Jak ujawnia "Gazeta Wyborcza", pod koniec 2013 roku, Falenta, biznesmen z branży węglowej, pojawił się na przyjęciu opłatkowym, na którym spotkał się ze Stanisławem Kostrzewskim, ówczesnym skarbnikiem PiS. Falenta miał mu przekazać, że jest w posiadaniu nagrań, które kompromitują ministrów rządu Donalda Tuska.
Zlecenie sprawdzenia Falenty
Po rozmowie z biznesmenem, Kostrzewski wziął do niego namiary. Kierownictwo partii postanowiło sprawdzić Falentę, a te zadanie powierzono Ernestowi Bejdzie i Martinowi Bożkowi, którzy podczas pierwszych rządów PiS byli w CBA.
Z kolei funkcjonariusze CBA z delegatury wrocławskiej mieli ujawnić Bejdze, że Falenta od lat jest agentem tej służby, tzw. osobowym źródłem informacji o kryptonimie "Prefekt". Po weryfikacji, służby i biznesmen zdecydowały, by pierwsze nagrania z podsłuchów opublikować na łamach "Wprost", ponieważ tygodnik nie był kojarzony z obozem prawicy. Po uwiarygodnieniu afery nagrania miał przejąć tygodnik "Do Rzeczy".

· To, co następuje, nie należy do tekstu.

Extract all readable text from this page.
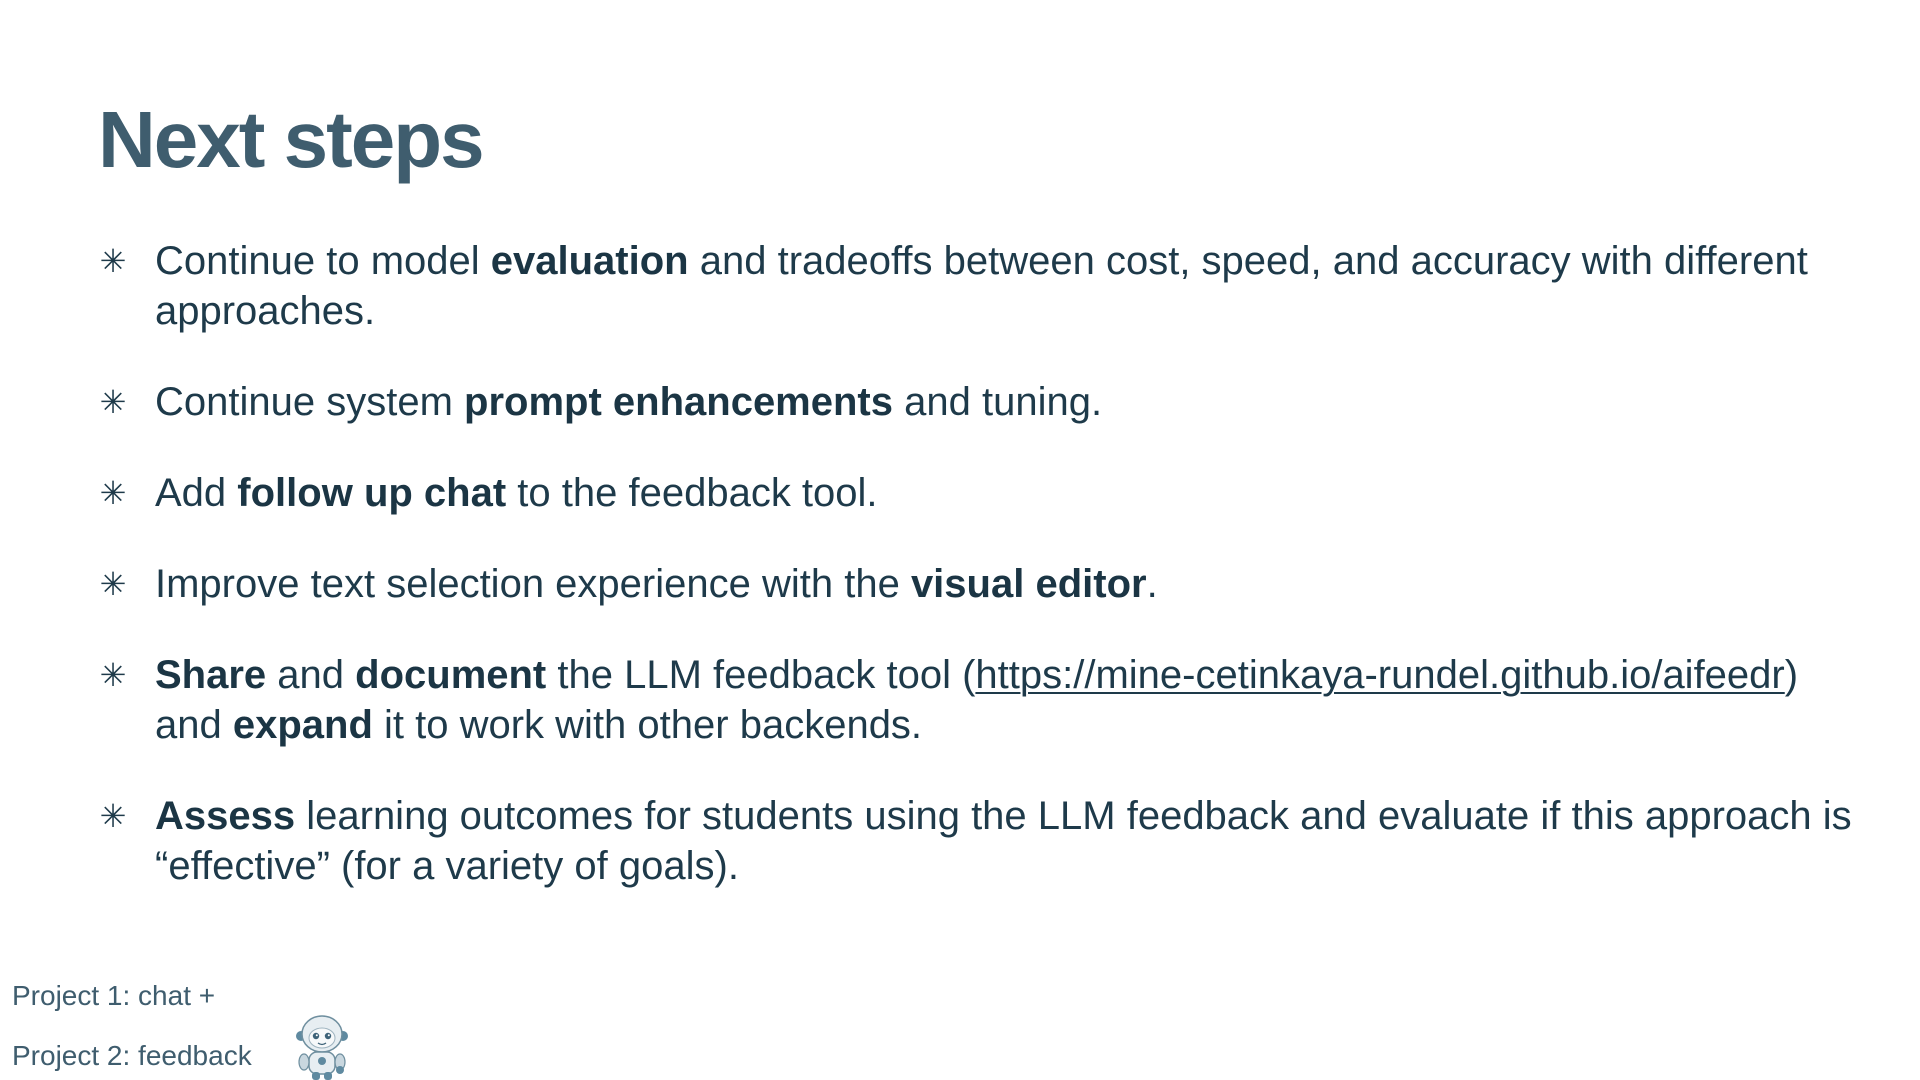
Next steps
✳ Continue to model evaluation and tradeoffs between cost, speed, and accuracy with different approaches.
✳ Continue system prompt enhancements and tuning.
✳ Add follow up chat to the feedback tool.
✳ Improve text selection experience with the visual editor.
✳ Share and document the LLM feedback tool (https://mine-cetinkaya-rundel.github.io/aifeedr) and expand it to work with other backends.
✳ Assess learning outcomes for students using the LLM feedback and evaluate if this approach is “effective” (for a variety of goals).
Project 1: chat +
Project 2: feedback
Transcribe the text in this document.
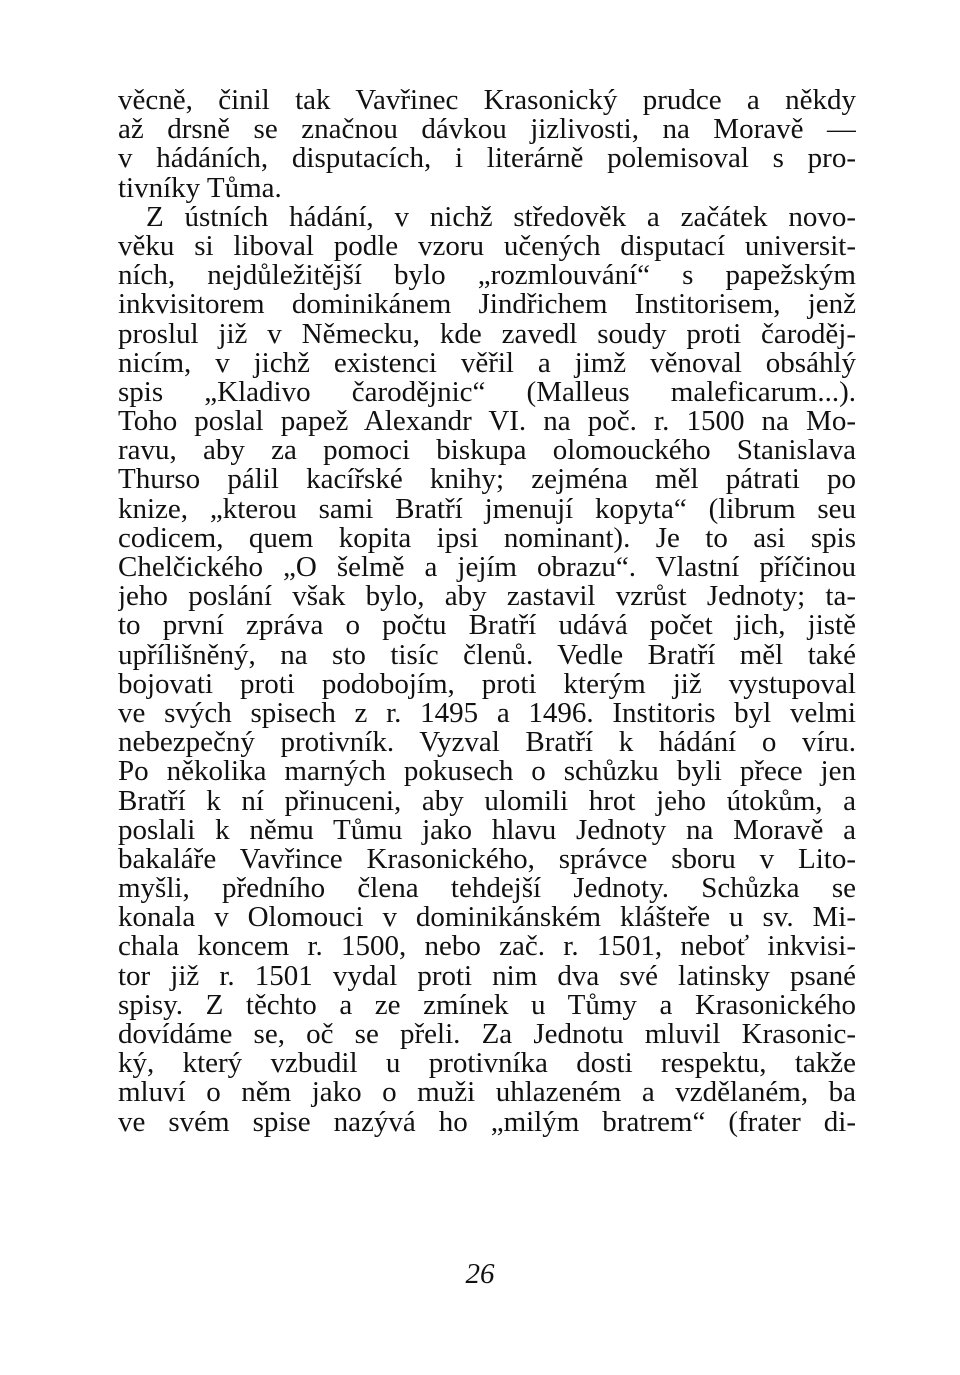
věcně, činil tak Vavřinec Krasonický prudce a někdy
až drsně se značnou dávkou jizlivosti, na Moravě —
v hádáních, disputacích, i literárně polemisoval s pro-
tivníky Tůma.
Z ústních hádání, v nichž středověk a začátek novo-
věku si liboval podle vzoru učených disputací universit-
ních, nejdůležitější bylo „rozmlouvání“ s papežským
inkvisitorem dominikánem Jindřichem Institorisem, jenž
proslul již v Německu, kde zavedl soudy proti čaroděj-
nicím, v jichž existenci věřil a jimž věnoval obsáhlý
spis „Kladivo čarodějnic“ (Malleus maleficarum...).
Toho poslal papež Alexandr VI. na poč. r. 1500 na Mo-
ravu, aby za pomoci biskupa olomouckého Stanislava
Thurso pálil kacířské knihy; zejména měl pátrati po
knize, „kterou sami Bratří jmenují kopyta“ (librum seu
codicem, quem kopita ipsi nominant). Je to asi spis
Chelčického „O šelmě a jejím obrazu“. Vlastní příčinou
jeho poslání však bylo, aby zastavil vzrůst Jednoty; ta-
to první zpráva o počtu Bratří udává počet jich, jistě
upřílišněný, na sto tisíc členů. Vedle Bratří měl také
bojovati proti podobojím, proti kterým již vystupoval
ve svých spisech z r. 1495 a 1496. Institoris byl velmi
nebezpečný protivník. Vyzval Bratří k hádání o víru.
Po několika marných pokusech o schůzku byli přece jen
Bratří k ní přinuceni, aby ulomili hrot jeho útokům, a
poslali k němu Tůmu jako hlavu Jednoty na Moravě a
bakaláře Vavřince Krasonického, správce sboru v Lito-
myšli, předního člena tehdejší Jednoty. Schůzka se
konala v Olomouci v dominikánském klášteře u sv. Mi-
chala koncem r. 1500, nebo zač. r. 1501, neboť inkvisi-
tor již r. 1501 vydal proti nim dva své latinsky psané
spisy. Z těchto a ze zmínek u Tůmy a Krasonického
dovídáme se, oč se přeli. Za Jednotu mluvil Krasonic-
ký, který vzbudil u protivníka dosti respektu, takže
mluví o něm jako o muži uhlazeném a vzdělaném, ba
ve svém spise nazývá ho „milým bratrem“ (frater di-
26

Oskarżony odmawia komentarza, Kamiński zaprzecza
Zatrzymany w 2015 roku Falenta zaprzeczał w sądzie, że miał zamiar przekazać nagrania przedstawicielom PiS. Dziś sprawy nie komentuje.
Dziennikarzom "Gazety Wyborczej" nie udało się skontaktować ze Stanisławem Kostrzewskim i Martinem Bożkiem. Informacjom dziennika zaprzeczył z kolei Mariusz Kamiński, b. szef CBA, który wtedy był wiceprezesem i posłem PiS.